Thereafter, there wasn't much of interest, in game terms. Addison Reed worked into trouble, then out of it, in part thanks to a nifty bit of fielding by Goldschmidt, defusing a first and third, no outs situation, by getting the guy at third caught in a rundown. We did see the debuts of Jamie Romak and Keith Hessler (above). Romak struck out looking as a pinch-hitter in the seventh, and Hessler worked a perfect inning in the eighth, though he has the ballpark design and David Peralta to thank, Joey Votto hammering one down the line to the cutout just by the bullpen where Peralta tracked it down. Just a few feet to one side, and Hessler's first batter in the majors would have homered!

David Hernandez allowed the third Reds home-run of the day in the ninth, and then it was time for the Aroldis Chapman show. You can virtually tell everyone was watching the pitch, then immediately looking at the radar gun: you could hear the gasp as the first pitch was 101 mph, and the next was 102. Yasmany Tomas struck out swinging - there's a surprise - but Aaron Hill did get a hit, before Jarrod Saltalamacchia and Chris Owings both came off the bench to now avail. So, not as good a contest as the Luis Gonzalez #20 retirement game, but it was still fun to hang with people - I also got to chat to both Rockkstarr12 and GuruB for a bit, so great to see so many familiar faces.

Overall, though, it's sad when the best thing to happen after the "Play Ball!" kid did his thing, was Racing Gracey finally getting to win. Racing Randy pulled over at the finish line and waved Grace through the tape, to the amazed cheers of the crowd. It was a fitting way to end the streak, which really ceased to have much relevance after Grace left the commentary booth and became a coach.

[Click for details, at]
Randy Johnson: A.J. Pollock, 11.6%
The anti-Johnson: Paul Goldschmidt, -26.2%
Not Unit worthy: Castillo, -13.2%; Ahmed, 11.5%

426 comments, not bad considering quite a few regulars were at the game.
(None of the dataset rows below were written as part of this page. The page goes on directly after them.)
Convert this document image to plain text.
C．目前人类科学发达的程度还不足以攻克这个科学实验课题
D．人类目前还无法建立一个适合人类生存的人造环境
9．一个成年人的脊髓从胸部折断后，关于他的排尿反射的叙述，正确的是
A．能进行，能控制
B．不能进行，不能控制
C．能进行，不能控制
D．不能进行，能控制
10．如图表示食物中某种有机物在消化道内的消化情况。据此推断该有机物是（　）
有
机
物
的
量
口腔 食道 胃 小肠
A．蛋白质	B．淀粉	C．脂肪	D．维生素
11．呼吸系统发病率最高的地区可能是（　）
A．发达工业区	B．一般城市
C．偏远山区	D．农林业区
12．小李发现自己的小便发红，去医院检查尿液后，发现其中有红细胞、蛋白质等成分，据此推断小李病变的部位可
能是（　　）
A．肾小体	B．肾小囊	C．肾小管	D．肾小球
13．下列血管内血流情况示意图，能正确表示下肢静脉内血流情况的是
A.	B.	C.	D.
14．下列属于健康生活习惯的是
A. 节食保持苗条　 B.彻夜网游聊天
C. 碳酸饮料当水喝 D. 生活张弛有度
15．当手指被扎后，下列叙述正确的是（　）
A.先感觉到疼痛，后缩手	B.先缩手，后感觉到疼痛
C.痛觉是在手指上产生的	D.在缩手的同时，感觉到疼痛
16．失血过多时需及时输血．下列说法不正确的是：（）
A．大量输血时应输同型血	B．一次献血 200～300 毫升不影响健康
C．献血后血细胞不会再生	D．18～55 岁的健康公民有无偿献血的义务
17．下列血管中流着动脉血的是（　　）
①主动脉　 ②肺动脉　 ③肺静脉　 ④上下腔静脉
AzDbackfanInDc led the way, with preston.salisbury and noblevillain second and third, respectively. Also paying homage to Randy were: BrokeNBattleX, DeadmanG, GODSCHMIDT, GuruB, Jim McLennan, JoeCB1991, Majabe, MrMrrbi, MrWilsonIsTdogg, NumberOneIanKennedyFan31, Oldenschoole, PhxSunsFan4Life, Xipooo, asteroid, catbat, freeland1787, gamepass, hotclaws, luckycc, makattack71, onedotfive, serg_guillen, shoewizard, soco and thunderpumpkin87. No comment got more than two recs, so no CotT. Be more funnier, folks.

Rubber game of the series tomorrow, with Patrick Corbin starting for the Diamondbacks.